Initially, publishers were wary of FTC native enforcement. But in March 2016, the FTC settled the first native advertising case against retailer Lord & Taylor for not disclosing a native article in Nylon and sponsored posts by Instagram influencers for a Lord & Taylor dress which quickly sold out. For each FTC native violation, the penalty is up to $16,000.
Publishers realized they needed to modify ad formats to reflect the new guidelines. In October 2016, MediaRadar found that 61% of the sites reviewed are now native compliant. This represents an increase of 119% from December of 2015. Although that still leaves a significant gap of sites that aren’t labeling sponsored content.
Using the words “sponsored” or “sponsor” remains the most popular way to label native advertising at a whopping 74%, compared to other common terms such as “promoted,” “presented by” or “partner content.” And placement for disclosure is now above fold and prominent with 68% of native ads labeled above the ad or article.
Interestingly, 14% of the websites reviewed, label native in more than one way throughout the site.
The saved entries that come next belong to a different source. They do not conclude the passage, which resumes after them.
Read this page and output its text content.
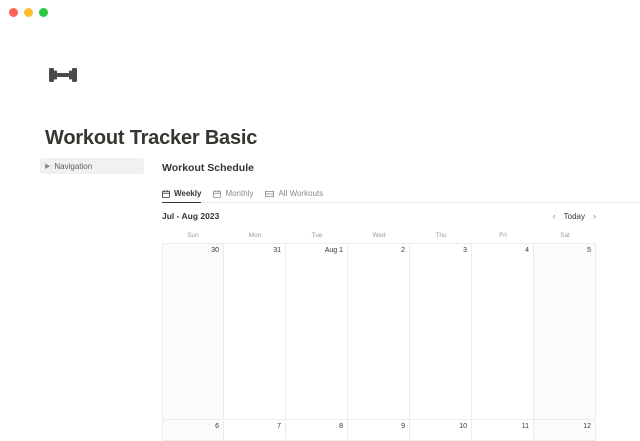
Workout Tracker Basic
▶ Navigation	Workout Schedule
Weekly	Monthly	All Workouts
Jul - Aug 2023	‹ Today ›
Sun	Mon	Tue	Wed	Thu	Fri	Sat
30	31	Aug 1	2	3	4	5
6	7	8	9	10	11	12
And more surprisingly, five percent of websites reviewed still do not identify native content at all.
Native continues to see explosive growth. Demand for native is up 262% in the last 19 months according to MediaRadar. This shows how quickly publishers were able to pivot ad offerings to leverage this high-CPM ad unit.
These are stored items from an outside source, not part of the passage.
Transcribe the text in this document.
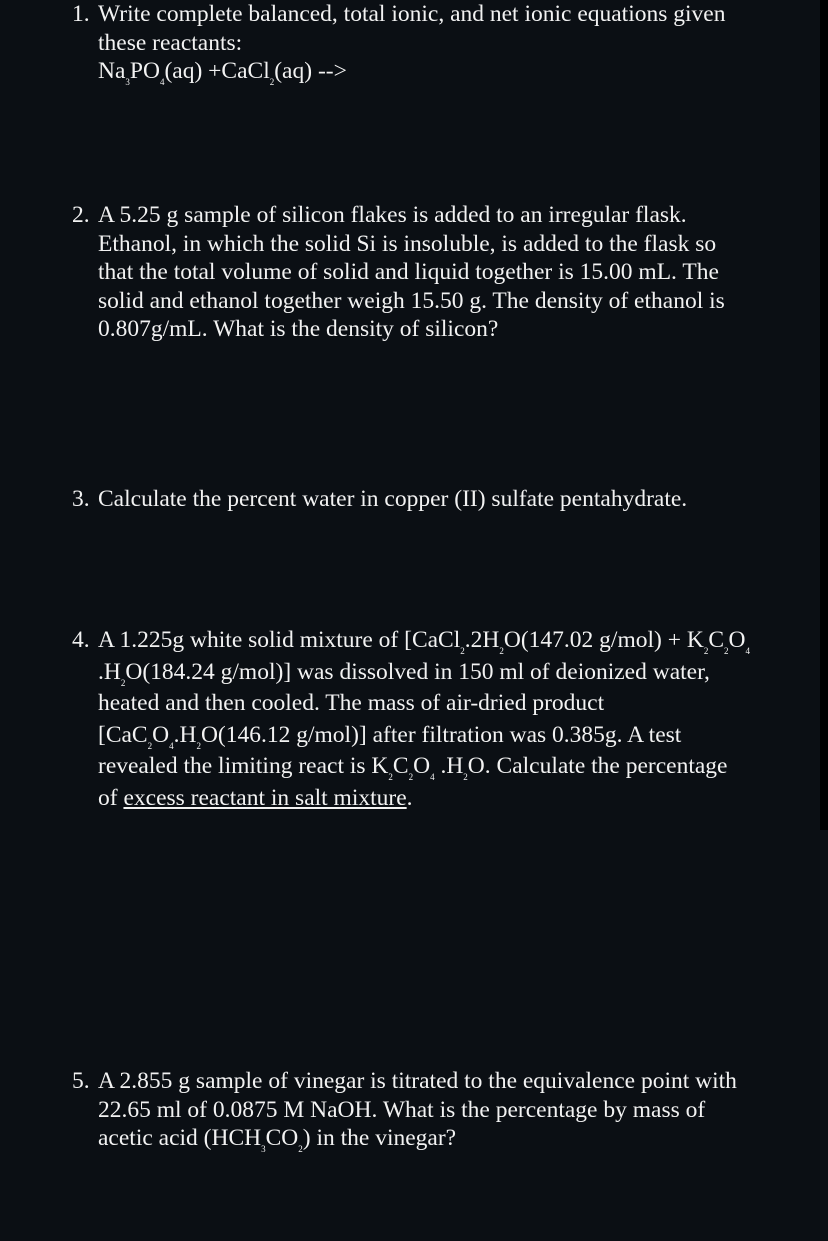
1. Write complete balanced, total ionic, and net ionic equations given
these reactants:
$Na_3PO_4(aq)$ +CaCl$_2$(aq) -->
2. A 5.25 g sample of silicon flakes is added to an irregular flask.
Ethanol, in which the solid Si is insoluble, is added to the flask so
that the total volume of solid and liquid together is 15.00 mL. The
solid and ethanol together weigh 15.50 g. The density of ethanol is
0.807g/mL. What is the density of silicon?
3. Calculate the percent water in copper (II) sulfate pentahydrate.
4. A 1.225g white solid mixture of [$CaCl_2.2H_2O(147.02$ $g/mol) + K_2C_2O_4$
$.H_2O(184.24$ g/mol)] was dissolved in 150 ml of deionized water,
heated and then cooled. The mass of air-dried product
[$CaC_2O_4.H_2O(146.12$ g/mol)] after filtration was 0.385g. A test
revealed the limiting react is $K_2C_2O_4$ $.H_2O$. Calculate the percentage
of excess reactant in salt mixture.
5. A 2.855 g sample of vinegar is titrated to the equivalence point with
22.65 ml of 0.0875 M NaOH. What is the percentage by mass of
acetic acid $(HCH_3CO_2)$ in the vinegar?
Disclose Advertising. When the promoted or sponsored content mimics a website’s look-and-feel, a disclosure is necessary. Readers need to know what content was influenced or paid for by advertisers. Of all of the points in the FTC guidelines, this is emphasized the most.
Use Precise Language. The FTC is explicit that words like “presented by” or “promoted by” are not sufficient notice. Instead use words like “Paid by” or “Advertiser.”
Include Advertiser Logo. Include the advertiser’s logo in all native advertising. This reinforces to the reader that this is a paid placement, not regular editorial. Example: Forbes does an excellent job of this in their Brand Voice program.
Ad Position Matters. Location of an ad’s acknowledgement should be at the top left corner of a native ad (today they’re usually identified at the bottom). The disclosure for ads and commercial content should appear near the ad’s focal point and headline.
Video or Sound. Video and sound ads are more complex, since it’s typically a two part ad consisting of a thumbnail preview and full-size ad. Publishers are not allowed to use “deceptive door openers” to induce consumers to click an unidentified thumbnail. When a reader clicks on a native ad or video, they should not be surprised to arrive at the brand’s site. In cases where a thumbnail opens to a pop-up or full page, a disclosure is needed on both the thumbnail and pop-up. Audio disclosure must be in a sufficient volume and cadence, so consumers can hear and comprehend it. Visual disclosure must be on the screen long enough to be noticed or recognized.
List the Author. For native stories or articles, the publishers should clearly identify the advertiser as the article’s author. Disclosure should be placed under the headline. Some companies have been creative with listing the author’s credit. Here’s a compliant example in BuzzFeed’s “15 Things You Didn’t Know About 15 Captains, Commanders And Conquerors” the author is listed as Captain Morgan.
Native Ads Need Separation from Editorial. Native ads should feature a prominent border to distinguish an ad from editorial content. Another solution, is to have background shading to create emphasis for native. We see a huge portion of native ads today that have no border at all.